Since 2004, this pilot project was implemented in six countries (Senegal, Burkina Faso, Chad, Kenya, Sudan, Niger), and its results and lessons learnt have been promoted and disseminated across the Sahel. FAO has taught members of local communities, particularly women, to sow seeds and plant seedlings of Acacia; seven years later they are also learning how to harvest and market the gum collectively to reap profits from an expanding international market. And, regardless of external markets for gum, their fields are producing the food they need, while the Acacia trees supply fodder in the form of leaves and seedpods for their livestock. Much of the success on the ground owes a great deal to the efficient co-operation of different groups at FAO collaborating with their in-country partners, ranging from forestry officers at regional to national levels to those involved in the Network for Natural Gums and Resins in Africa (NGARA). Sally Bunning from the Natural Resources and Environment Department at FAO, describes what lies behind this success as Inspirational Teamwork.

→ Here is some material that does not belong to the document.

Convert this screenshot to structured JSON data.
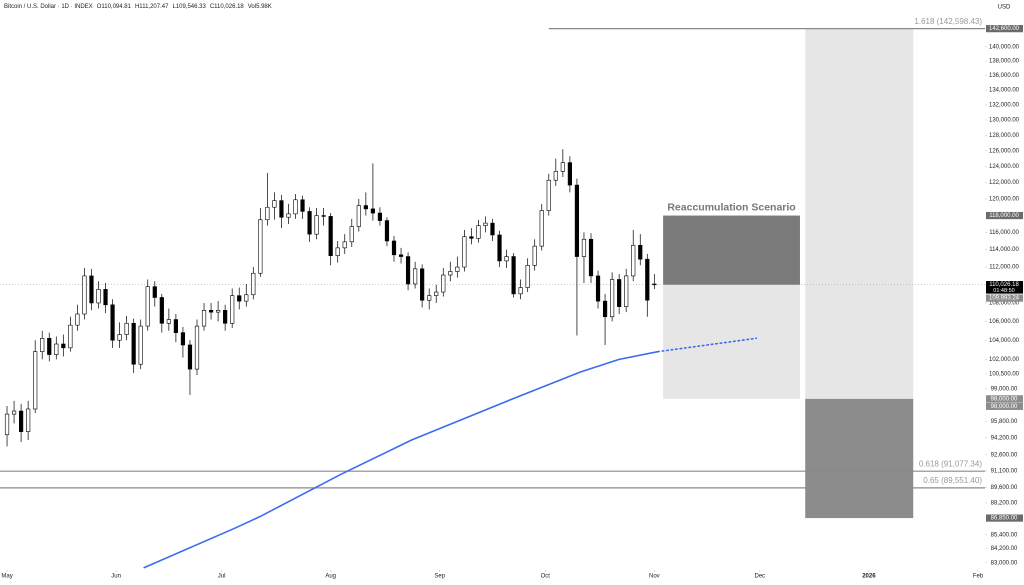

The project has seen the integration of the expertise of the Forestry Department with the resource mobilization and operational capacity of the Technical Departments, as well as the consolidated partnership with countries, regional organizations and resource partners. OCE has produced and disseminated videos showing the project results to the most influent media outlets. The project has also reached beyond the Organization, developing synergies with other programmes, offices or organizations.

Fatou Seye describes best the impact that the Acacia project has had on her family and community, "Since we received trees and tools for the project, it has been easier for us to work the land and put food on the table". In Nora's words "team is the heart of this programme".